Il piano nobile del Castello di Mornico Losana: “Succhi di frutta” e uno splendido arazzo
Sono però le terrazze i luoghi che permettono davvero di sognare: qui le dolci e sinuose colline incorniciano con grazia il maniero e lo rendono ancor più strepitoso. Per chi abita queste zone è facile riconoscere i luoghi di sempre: piccoli borghi, casette sparute e tante, tantissime vigne punteggiano i declivi che sembrano convergere verso questo maestoso podere. Una linea infinita che delinea l’ammaliante profilo dell’Oltrepò Pavese: osservando dalle ampie finestre queste forme non posso fare a meno di sospirare, lieta e grata di essere lì in quel preciso momento.

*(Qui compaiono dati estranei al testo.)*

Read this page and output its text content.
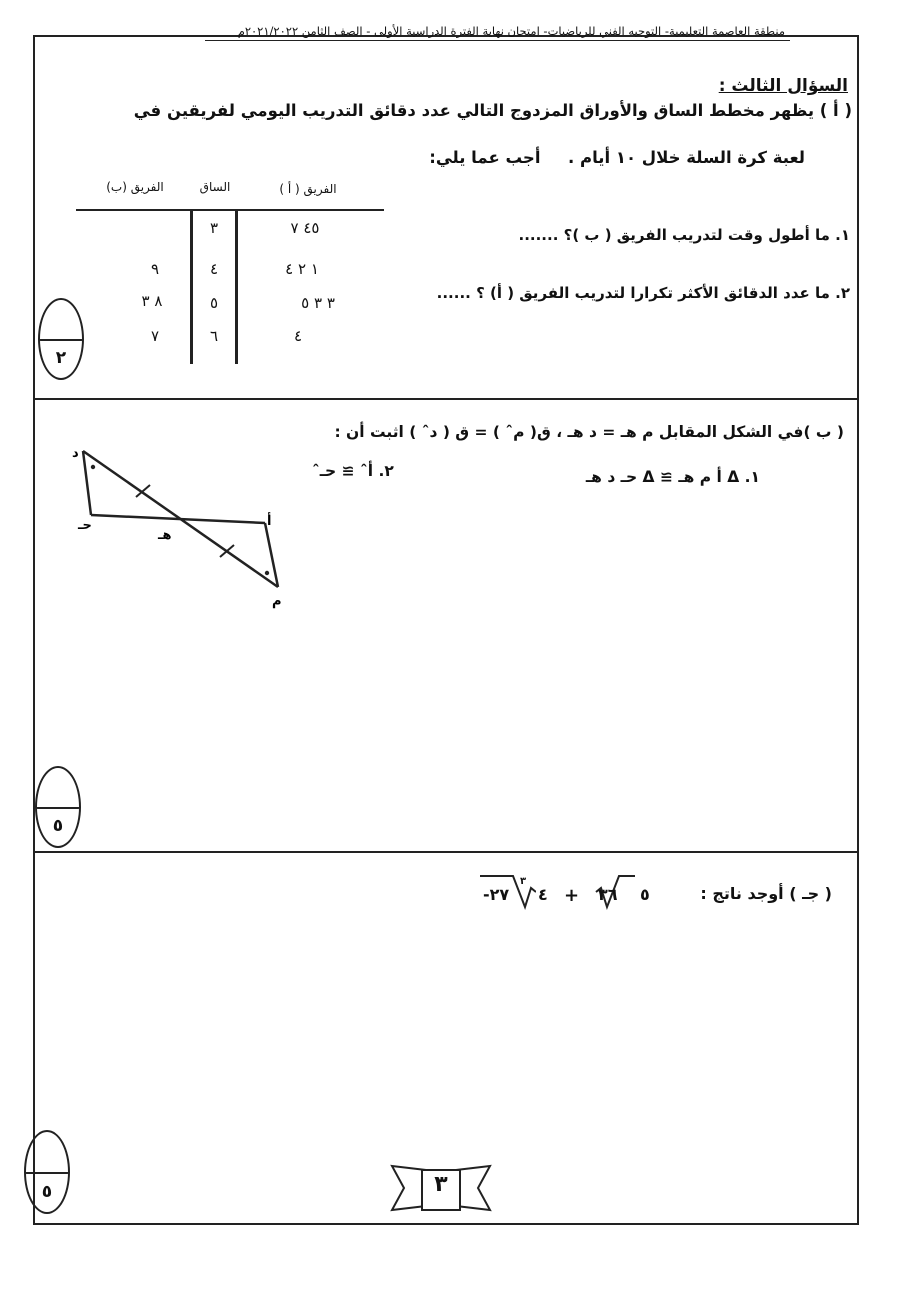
منطقة العاصمة التعليمية- التوجيه الفني للرياضيات- امتحان نهاية الفترة الدراسية الأولى - الصف الثامن ٢٠٢١/٢٠٢٢م
السؤال الثالث :
( أ ) يظهر مخطط الساق والأوراق المزدوج التالي عدد دقائق التدريب اليومي لفريقين في
لعبة كرة السلة خلال ١٠ أيام .  أجب عما يلي:
١. ما أطول وقت لتدريب الفريق ( ب )؟ .......
٢. ما عدد الدقائق الأكثر تكرارا لتدريب الفريق ( أ) ؟ ......
الفريق ( أ )
الساق
الفريق (ب)
٤٥ ٧
٣
١ ٢ ٤
٤
٩
٣ ٣ ٥
٥
٨ ٣
٤
٦
٧
٢
( ب )في الشكل المقابل م هـ = د هـ ، ق( مˆ ) = ق ( دˆ ) اثبت أن :
١. Δ أ م هـ ≅ Δ حـ د هـ
٢. أˆ ≅ حـˆ
د
حـ
هـ
أ
م
٥
( جـ ) أوجد ناتج :
٥
٣٦
+
٤
٣
-٢٧
٥	٣
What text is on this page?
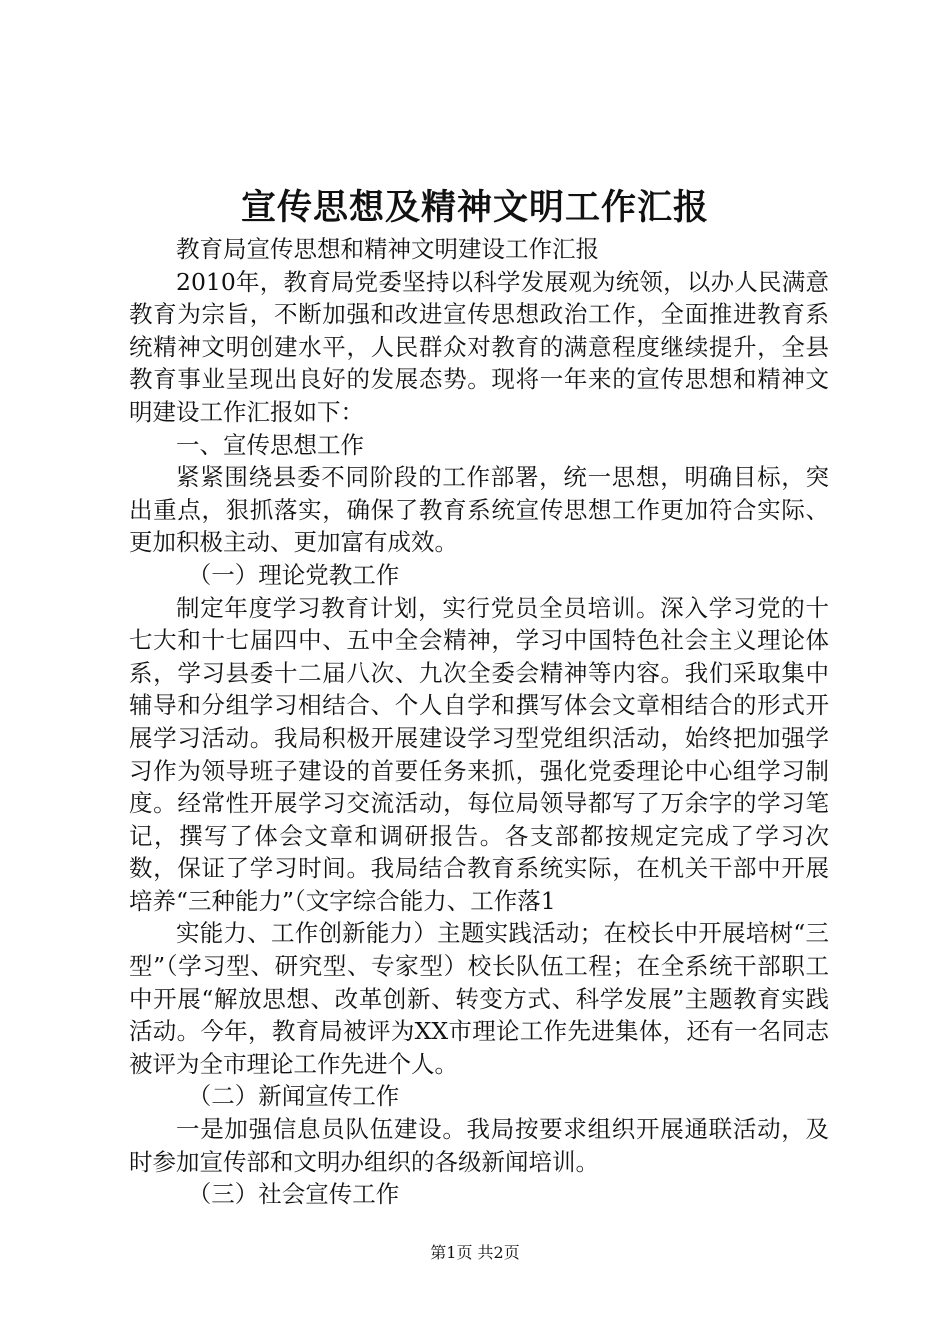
宣传思想及精神文明工作汇报

教育局宣传思想和精神文明建设工作汇报

2010年，教育局党委坚持以科学发展观为统领，以办人民满意教育为宗旨，不断加强和改进宣传思想政治工作，全面推进教育系统精神文明创建水平，人民群众对教育的满意程度继续提升，全县教育事业呈现出良好的发展态势。现将一年来的宣传思想和精神文明建设工作汇报如下：

一、宣传思想工作

紧紧围绕县委不同阶段的工作部署，统一思想，明确目标，突出重点，狠抓落实，确保了教育系统宣传思想工作更加符合实际、更加积极主动、更加富有成效。

（一）理论党教工作

制定年度学习教育计划，实行党员全员培训。深入学习党的十七大和十七届四中、五中全会精神，学习中国特色社会主义理论体系，学习县委十二届八次、九次全委会精神等内容。我们采取集中辅导和分组学习相结合、个人自学和撰写体会文章相结合的形式开展学习活动。我局积极开展建设学习型党组织活动，始终把加强学习作为领导班子建设的首要任务来抓，强化党委理论中心组学习制度。经常性开展学习交流活动，每位局领导都写了万余字的学习笔记，撰写了体会文章和调研报告。各支部都按规定完成了学习次数，保证了学习时间。我局结合教育系统实际，在机关干部中开展培养“三种能力”（文字综合能力、工作落1

实能力、工作创新能力）主题实践活动；在校长中开展培树“三型”（学习型、研究型、专家型）校长队伍工程；在全系统干部职工中开展“解放思想、改革创新、转变方式、科学发展”主题教育实践活动。今年，教育局被评为XX市理论工作先进集体，还有一名同志被评为全市理论工作先进个人。

（二）新闻宣传工作

一是加强信息员队伍建设。我局按要求组织开展通联活动，及时参加宣传部和文明办组织的各级新闻培训。

（三）社会宣传工作

第1页 共2页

Panorama dell’Oltrepò Pavese dal Castello di Mornico Losana
Il canto delle cinciallegre mi accompagna verso l’ultimo piano, la soffitta, un luogo solitamente precluso oggi aperto eccezionalmente: qui l’ampia finestra sembra aprirsi su di un mondo incantato, fatto di sogni e bellezza. Una finestra sulla nostra anima.
Non è difficile comprendere come questa dimora sia stata destinata a residenza di charme e luogo per le cerimonie: i futuri sposi possono trovare tutto ciò che desiderano, come romanticismo e riservatezza, oltre che un paesaggio circostante davvero unico al mondo.
Una finestra sull’Oltrepò
La visita termina con un aperitivo con prodotti tipici come il Salame di Varzi e i Brasadé di Stanghiglione, accompagnati da vini ed eccellenze del territorio: un’occasione di convivialità per noi visitatori, ma anche per i volontari del FAI che possono, con orgoglio, mostrarsi fautori di un’altra apertura eccezionale e di valorizzare al meglio il mio caro e amatissimo Oltrepò.
Donna Vagabonda al Castello di Mornico Losana
Il Castello di Mornico Losana è un luogo senza tempo immerso nel cuore dell’Oltrepò Pavese, testimone del cambiamento e dell’alternarsi delle dinastie, oggi più che mai si mostra all’apice del suo splendore, facendosi protagonista dell’indimenticabile territorio che lo ospita.
E voi siete mai stati al Castello di Mornico Losana? Fatemelo sapere nei commenti!